Optimal foraging by a large ungulate in an extreme environment: Wild mountain reindeer select snow-free feeding habitats in winter

Abstract

Optimal foraging models predict that individual animals will optimize net energy gain by intensifying forage activity and/or reducing forage energy cost. Then, the free distribution model predicts an animal's distribution in a patchy landscape will match the distribution of the resources. If not modified by other factors, such patterns may be expected to be particularly explicit in variable and extreme, forage-limited, and patchy environments, notably alpine and Arctic environments during winter. The large ungulate wild mountain reindeer (Rangifer tarandus tarandus) surviving in such environments is used as a model during the forage-limited winter season. The largest wild reindeer area in Western Europe (Hardangervidda, 8130 km2) is actively managed to sustain 10,000–12,000 wild reindeer. Since 2001, 104 different individuals have been GPS-tracked at 3-hr intervals. In winter, mountain reindeer may either choose to seek out and forage in patchy snow-free habitats, typically on top of wind-blown ridges, or use energy-demanding digging through the snow to reach ground forage (cratering).

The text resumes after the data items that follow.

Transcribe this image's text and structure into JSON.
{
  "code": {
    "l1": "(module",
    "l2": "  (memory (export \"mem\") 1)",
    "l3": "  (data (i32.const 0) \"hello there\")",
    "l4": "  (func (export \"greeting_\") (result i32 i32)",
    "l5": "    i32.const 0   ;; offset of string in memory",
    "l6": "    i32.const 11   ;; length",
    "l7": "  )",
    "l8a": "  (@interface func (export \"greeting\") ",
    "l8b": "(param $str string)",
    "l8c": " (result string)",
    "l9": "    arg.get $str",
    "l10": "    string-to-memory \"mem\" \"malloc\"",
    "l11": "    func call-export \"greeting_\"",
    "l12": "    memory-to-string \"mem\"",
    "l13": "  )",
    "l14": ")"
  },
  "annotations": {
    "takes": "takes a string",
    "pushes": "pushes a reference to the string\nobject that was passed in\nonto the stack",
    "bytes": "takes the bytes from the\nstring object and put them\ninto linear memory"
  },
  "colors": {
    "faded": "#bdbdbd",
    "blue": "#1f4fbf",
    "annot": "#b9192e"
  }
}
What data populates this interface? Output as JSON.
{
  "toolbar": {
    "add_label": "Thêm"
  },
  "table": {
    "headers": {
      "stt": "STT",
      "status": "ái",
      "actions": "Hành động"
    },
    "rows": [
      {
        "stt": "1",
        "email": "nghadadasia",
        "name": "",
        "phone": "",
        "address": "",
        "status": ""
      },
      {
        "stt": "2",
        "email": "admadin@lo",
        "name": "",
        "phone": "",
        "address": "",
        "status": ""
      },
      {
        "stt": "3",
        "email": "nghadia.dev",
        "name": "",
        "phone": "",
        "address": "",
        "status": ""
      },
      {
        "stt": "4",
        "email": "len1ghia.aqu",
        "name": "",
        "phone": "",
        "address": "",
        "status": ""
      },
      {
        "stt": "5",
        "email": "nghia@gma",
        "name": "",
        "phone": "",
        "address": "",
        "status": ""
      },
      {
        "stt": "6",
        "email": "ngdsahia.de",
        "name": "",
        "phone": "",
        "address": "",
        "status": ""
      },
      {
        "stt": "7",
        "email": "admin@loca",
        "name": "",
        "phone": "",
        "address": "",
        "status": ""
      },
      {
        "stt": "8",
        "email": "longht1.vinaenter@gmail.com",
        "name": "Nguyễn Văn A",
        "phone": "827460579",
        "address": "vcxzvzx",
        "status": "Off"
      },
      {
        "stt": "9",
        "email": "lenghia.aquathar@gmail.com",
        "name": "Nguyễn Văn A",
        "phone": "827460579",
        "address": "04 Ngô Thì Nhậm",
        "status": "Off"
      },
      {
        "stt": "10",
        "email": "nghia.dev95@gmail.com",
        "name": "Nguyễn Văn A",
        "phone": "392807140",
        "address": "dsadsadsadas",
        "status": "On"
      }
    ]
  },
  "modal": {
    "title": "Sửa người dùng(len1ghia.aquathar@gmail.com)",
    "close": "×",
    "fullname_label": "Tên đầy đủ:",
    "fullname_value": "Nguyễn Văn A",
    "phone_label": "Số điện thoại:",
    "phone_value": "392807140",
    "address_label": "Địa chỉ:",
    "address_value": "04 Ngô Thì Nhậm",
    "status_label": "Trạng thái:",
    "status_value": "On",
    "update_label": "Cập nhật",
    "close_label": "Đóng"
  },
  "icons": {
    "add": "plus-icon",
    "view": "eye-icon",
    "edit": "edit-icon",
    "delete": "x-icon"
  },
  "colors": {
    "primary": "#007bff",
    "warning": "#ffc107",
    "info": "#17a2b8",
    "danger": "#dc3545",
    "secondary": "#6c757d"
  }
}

We use late April satellite data from Landsat 5 and 8 (30 × 30 m), airborne laser scanning subsampling (processed to 1 × 1 m grid), and topographic information (1 m resolution) derived from digital aerial photographs (0.25 × 0.25 m resolution) to delineate snow-free patches, constituting less than 694 km2. By overlaying recorded wild reindeer GPS positions winters 2001–2017 (188,942 positions), we document a strong positive selection for snow-free patches, which were used about four times more frequently than expected from a “random walk” model. On a daily basis, the preference for snow-free areas was slightly stronger in the evenings. In the sustainable management of wild mountain reindeer, the area of snow-free patches is an important predictor of winter forage availability and important winter source areas. It may be derived from remote sensing data.